Much of Tradition’s production is handled by sophisticated and highly automated machinery, but the company prides itself on its ability to engineer production methods and techniques that mirror and exceed the quality of hand-made artisan baked goods. According to Catherine, it can take many months to develop and troubleshoot a fully automated production line for a new product. In the meantime the company temporarily increases its staff to produce the item by hand until the production lines can take over and guarantee a consistent product in higher volumes.
Currently Tradition is tinkering with its production lines in preparation for a new product launch in spring 2012. This new granola bar-type product will be a fully baked product for sale at retail supermarket chains across the U.S. and Canada for a private label customer. The bar is one of many products that Tradition has launched and has been developed to straddle both sides of the health spectrum. One flavor is packed with dried fruit and whole grains and a second variation is dipped in decadent chocolate.
“2010 was the year of the brownie for Tradition, 2011 was the year of the pastry, and we expect 2012 to become the year of the snack bar,” says Catherine. “We don’t know yet what 2013 will be the year of, but we continue to add new capabilities to excite our customers.”
But 2012 is also turning out to be a landmark year for efficiency at Tradition. The company has invested in new cartoners, flow wrappers, sifters, conveyors and a drizzler, while also consolidating SKUs. “We will begin transitioning some of our croissant production into an auto-curve line, reducing our need for hand-forming the croissants and eliminating our need for plastic trays,” expands Catherine. Along with boosting efficiency, Tradition’s investments and advancements are leading to greater cost competitiveness and a reduced carbon footprint.
Tried and True
Additionally, Tradition has begun exploring the possibility of expanding its target markets beyond North America. Catherine is quick to assert that nothing has yet been set in stone, but wherever the company sets its goals for the future the team will continue to rely on its network of long-time partners. Tradition has been purchasing its carrots from the same farmer since it needed carrots 30 years ago and has kept the same sugar supplier since day one.
“We don’t bounce around suppliers at all because we really value these relationships,” emphasizes Catherine. “When we need something new, it’s good to know we have a network of contacts that can help us.”
In the coming years, Tradition will also focus on ramping up its production plant to meet current demands.

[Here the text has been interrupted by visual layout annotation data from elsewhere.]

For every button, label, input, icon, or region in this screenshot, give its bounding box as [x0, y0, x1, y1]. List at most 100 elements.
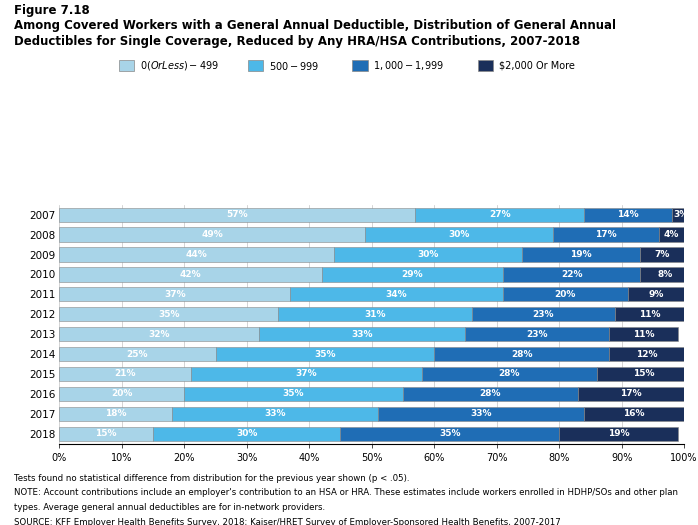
- Bar: [584, 406, 684, 421]
- Bar: [59, 347, 216, 361]
- Text: Among Covered Workers with a General Annual Deductible, Distribution of General : Among Covered Workers with a General Ann…: [14, 19, 616, 33]
- Text: 35%: 35%: [158, 310, 179, 319]
- Text: SOURCE: KFF Employer Health Benefits Survey, 2018; Kaiser/HRET Survey of Employe: SOURCE: KFF Employer Health Benefits Sur…: [14, 518, 560, 525]
- Text: Tests found no statistical difference from distribution for the previous year sh: Tests found no statistical difference fr…: [14, 474, 410, 482]
- Text: 8%: 8%: [658, 270, 673, 279]
- Bar: [59, 327, 259, 341]
- Bar: [216, 347, 434, 361]
- Text: 33%: 33%: [264, 410, 285, 418]
- Text: 35%: 35%: [314, 350, 336, 359]
- Text: 30%: 30%: [448, 230, 470, 239]
- Bar: [403, 387, 578, 401]
- Text: 28%: 28%: [498, 370, 520, 379]
- Text: $0 (Or Less) - $499: $0 (Or Less) - $499: [140, 59, 218, 72]
- Bar: [559, 426, 678, 441]
- Bar: [59, 287, 290, 301]
- Text: 57%: 57%: [227, 210, 248, 219]
- Bar: [172, 406, 378, 421]
- Text: NOTE: Account contributions include an employer's contribution to an HSA or HRA.: NOTE: Account contributions include an e…: [14, 488, 678, 497]
- Text: 12%: 12%: [636, 350, 658, 359]
- Text: 23%: 23%: [533, 310, 554, 319]
- Bar: [59, 426, 153, 441]
- Text: 32%: 32%: [149, 330, 170, 339]
- Bar: [503, 267, 640, 281]
- Text: 20%: 20%: [111, 390, 133, 398]
- Bar: [259, 327, 466, 341]
- Text: 44%: 44%: [186, 250, 207, 259]
- Text: 15%: 15%: [96, 429, 117, 438]
- Bar: [59, 387, 184, 401]
- Text: 9%: 9%: [648, 290, 664, 299]
- Text: 17%: 17%: [620, 390, 641, 398]
- Text: 16%: 16%: [623, 410, 645, 418]
- Text: 28%: 28%: [480, 390, 501, 398]
- Text: 14%: 14%: [617, 210, 639, 219]
- Bar: [472, 307, 616, 321]
- Text: $500 - $999: $500 - $999: [269, 60, 319, 71]
- Bar: [59, 207, 415, 222]
- Text: Deductibles for Single Coverage, Reduced by Any HRA/HSA Contributions, 2007-2018: Deductibles for Single Coverage, Reduced…: [14, 35, 580, 48]
- Text: types. Average general annual deductibles are for in-network providers.: types. Average general annual deductible…: [14, 503, 325, 512]
- Text: 27%: 27%: [489, 210, 510, 219]
- Bar: [609, 327, 678, 341]
- Bar: [466, 327, 609, 341]
- Bar: [628, 287, 684, 301]
- Text: 15%: 15%: [632, 370, 654, 379]
- Bar: [59, 406, 172, 421]
- Bar: [59, 227, 366, 242]
- Text: 21%: 21%: [114, 370, 135, 379]
- Bar: [422, 367, 597, 381]
- Bar: [290, 287, 503, 301]
- Bar: [59, 267, 322, 281]
- Text: 11%: 11%: [632, 330, 654, 339]
- Text: 29%: 29%: [401, 270, 423, 279]
- Text: 20%: 20%: [555, 290, 576, 299]
- Text: 11%: 11%: [639, 310, 660, 319]
- Bar: [597, 367, 690, 381]
- Text: 17%: 17%: [595, 230, 617, 239]
- Text: 31%: 31%: [364, 310, 385, 319]
- Text: $2,000 Or More: $2,000 Or More: [499, 60, 575, 71]
- Bar: [334, 247, 521, 261]
- Text: 19%: 19%: [570, 250, 592, 259]
- Text: 7%: 7%: [655, 250, 670, 259]
- Text: 35%: 35%: [439, 429, 461, 438]
- Bar: [578, 387, 684, 401]
- Text: 19%: 19%: [608, 429, 630, 438]
- Text: Figure 7.18: Figure 7.18: [14, 4, 90, 17]
- Bar: [378, 406, 584, 421]
- Bar: [184, 387, 403, 401]
- Bar: [640, 247, 684, 261]
- Text: 49%: 49%: [202, 230, 223, 239]
- Text: 37%: 37%: [295, 370, 317, 379]
- Bar: [659, 227, 684, 242]
- Bar: [671, 207, 690, 222]
- Text: $1,000 - $1,999: $1,000 - $1,999: [373, 59, 445, 72]
- Text: 42%: 42%: [179, 270, 201, 279]
- Bar: [153, 426, 341, 441]
- Bar: [366, 227, 553, 242]
- Text: 33%: 33%: [470, 410, 492, 418]
- Bar: [415, 207, 584, 222]
- Text: 4%: 4%: [664, 230, 679, 239]
- Text: 25%: 25%: [126, 350, 148, 359]
- Text: 3%: 3%: [674, 210, 688, 219]
- Bar: [434, 347, 609, 361]
- Bar: [584, 207, 671, 222]
- Text: 28%: 28%: [511, 350, 533, 359]
- Bar: [616, 307, 684, 321]
- Text: 37%: 37%: [164, 290, 186, 299]
- Text: 34%: 34%: [386, 290, 408, 299]
- Text: 30%: 30%: [236, 429, 258, 438]
- Bar: [191, 367, 422, 381]
- Bar: [553, 227, 659, 242]
- Text: 33%: 33%: [352, 330, 373, 339]
- Bar: [521, 247, 640, 261]
- Text: 30%: 30%: [417, 250, 438, 259]
- Bar: [59, 307, 278, 321]
- Bar: [609, 347, 684, 361]
- Bar: [59, 367, 191, 381]
- Text: 23%: 23%: [526, 330, 548, 339]
- Text: 35%: 35%: [283, 390, 304, 398]
- Bar: [640, 267, 690, 281]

The company will continue to develop core bakery products to expand its market reach, both at home and abroad.
"Due to our size, we offer tremendous flexibility while guaranteeing the highest quality products at a competitive price,” says Catherine. “The best way to achieve mutual success is for us to work together, combining our expertise and experience. So bring your challenges or next big idea to Tradition, and we will work together to find a solution."
No matter how the company chooses to pursue growth in the next few years, Tradition has proven itself capable of adapting to new market demands with ease and help clients keep up with new consumer tastes. As the company celebrates its 30-year anniversary, Tradition Fine Foods Ltd. will continue to live up to its name and make fine foods a tradition on every table.